The Canadian Association of Pension Supervisory Authorities’ latest consultation is seeking feedback on amendments to its guideline No. 8 for defined contribution pension plans, focusing on considerations around decumulation, such as communicating variable benefits, assumptions used in retirement projections and fee disclosure.
When it comes to withdrawals from a variable benefits plan, according to the amended guideline, plan administrators should consider providing information on: the options for withdrawal amounts, including minimum and maximum requirements; sustainable withdrawal fees; and income estimates based on different investment return assumptions, including optimistic, pessimistic and best estimate, as well as withdrawal patterns or an income projection tool.
“If income estimates or income estimation tools are made available, plan administrators should clearly indicate that actual future income patterns will likely vary from estimates. The assumptions used in the estimates should be clearly stated,” the guideline notes, adding that administrators should provide instructions on how and when plan members should inform employees about choosing a withdrawal amount.
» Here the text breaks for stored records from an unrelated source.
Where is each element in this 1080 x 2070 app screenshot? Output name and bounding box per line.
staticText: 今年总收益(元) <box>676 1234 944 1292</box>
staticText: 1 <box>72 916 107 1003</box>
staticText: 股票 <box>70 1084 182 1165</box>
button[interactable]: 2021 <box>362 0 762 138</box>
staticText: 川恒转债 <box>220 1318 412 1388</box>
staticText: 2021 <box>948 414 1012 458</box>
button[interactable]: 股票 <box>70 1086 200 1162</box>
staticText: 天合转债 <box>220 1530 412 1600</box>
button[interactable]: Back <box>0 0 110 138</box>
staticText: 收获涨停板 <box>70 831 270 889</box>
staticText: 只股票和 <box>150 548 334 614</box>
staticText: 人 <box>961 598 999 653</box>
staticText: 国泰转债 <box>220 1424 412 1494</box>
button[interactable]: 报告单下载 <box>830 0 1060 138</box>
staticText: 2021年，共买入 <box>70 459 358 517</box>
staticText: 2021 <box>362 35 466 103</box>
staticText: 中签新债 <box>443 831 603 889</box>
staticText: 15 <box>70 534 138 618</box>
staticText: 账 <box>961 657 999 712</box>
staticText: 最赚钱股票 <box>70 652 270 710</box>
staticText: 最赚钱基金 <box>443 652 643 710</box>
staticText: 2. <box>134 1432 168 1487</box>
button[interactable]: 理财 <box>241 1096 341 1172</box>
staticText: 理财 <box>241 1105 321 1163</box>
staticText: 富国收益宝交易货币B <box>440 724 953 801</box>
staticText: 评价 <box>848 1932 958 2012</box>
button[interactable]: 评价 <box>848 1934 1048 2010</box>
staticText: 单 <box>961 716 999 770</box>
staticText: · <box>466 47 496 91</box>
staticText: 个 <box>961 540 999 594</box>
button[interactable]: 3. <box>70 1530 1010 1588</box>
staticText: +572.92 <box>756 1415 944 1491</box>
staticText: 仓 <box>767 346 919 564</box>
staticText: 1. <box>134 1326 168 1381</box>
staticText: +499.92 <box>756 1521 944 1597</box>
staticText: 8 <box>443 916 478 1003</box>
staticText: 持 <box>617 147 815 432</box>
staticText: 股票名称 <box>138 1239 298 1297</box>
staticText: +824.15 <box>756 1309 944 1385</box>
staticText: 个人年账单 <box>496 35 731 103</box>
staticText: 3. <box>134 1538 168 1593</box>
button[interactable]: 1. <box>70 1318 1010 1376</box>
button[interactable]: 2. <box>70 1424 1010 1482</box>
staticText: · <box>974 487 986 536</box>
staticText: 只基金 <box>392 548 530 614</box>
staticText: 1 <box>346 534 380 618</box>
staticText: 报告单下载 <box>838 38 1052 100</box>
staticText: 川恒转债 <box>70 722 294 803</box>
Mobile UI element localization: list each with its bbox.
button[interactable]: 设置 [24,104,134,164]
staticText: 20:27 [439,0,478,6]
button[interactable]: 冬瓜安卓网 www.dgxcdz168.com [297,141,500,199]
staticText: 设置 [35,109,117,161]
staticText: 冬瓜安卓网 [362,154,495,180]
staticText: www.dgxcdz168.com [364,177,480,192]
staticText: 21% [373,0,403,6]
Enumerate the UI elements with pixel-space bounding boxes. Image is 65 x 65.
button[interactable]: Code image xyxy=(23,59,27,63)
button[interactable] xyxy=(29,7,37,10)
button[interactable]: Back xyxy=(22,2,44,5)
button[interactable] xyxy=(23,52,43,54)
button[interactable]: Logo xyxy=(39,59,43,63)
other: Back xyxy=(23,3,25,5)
As well, the assumptions used in estimating the expected monthly income at retirement should be reasonable and plan administrators should indicate that actual values will likely differ from estimates, according to the amended guideline.
“Plan administrators should demonstrate prudence in establishing appropriate assumptions,” states the guideline. “Plan administrators could use assumptions which are either internally or externally developed. The assumptions should be appropriate for the characteristics of the plan and plan members.
“Plan administrators should disclose the assumptions used to arrive at an estimated future benefit and/or value, including the assumed level of fees, and should clearly state how the estimate can be affected if different assumptions are used.”
Indeed, the amended guideline also addresses fees, noting the plan administrator should provide members with useful and relevant information regarding the nature and level of fees paid by the member, including asset-based fees that are payable with respect to each investment option.
“This information should be provided to members at least annually and also whenever investment options or fees are changed,” the guideline notes, adding each annual statement and termination statement provided to a member should disclose the level of fees being paid.
The association is welcoming feedback and comments on the revisions until Sept. 6, 2018. It will publish the resulting submissions on its website at the end of the consultation period.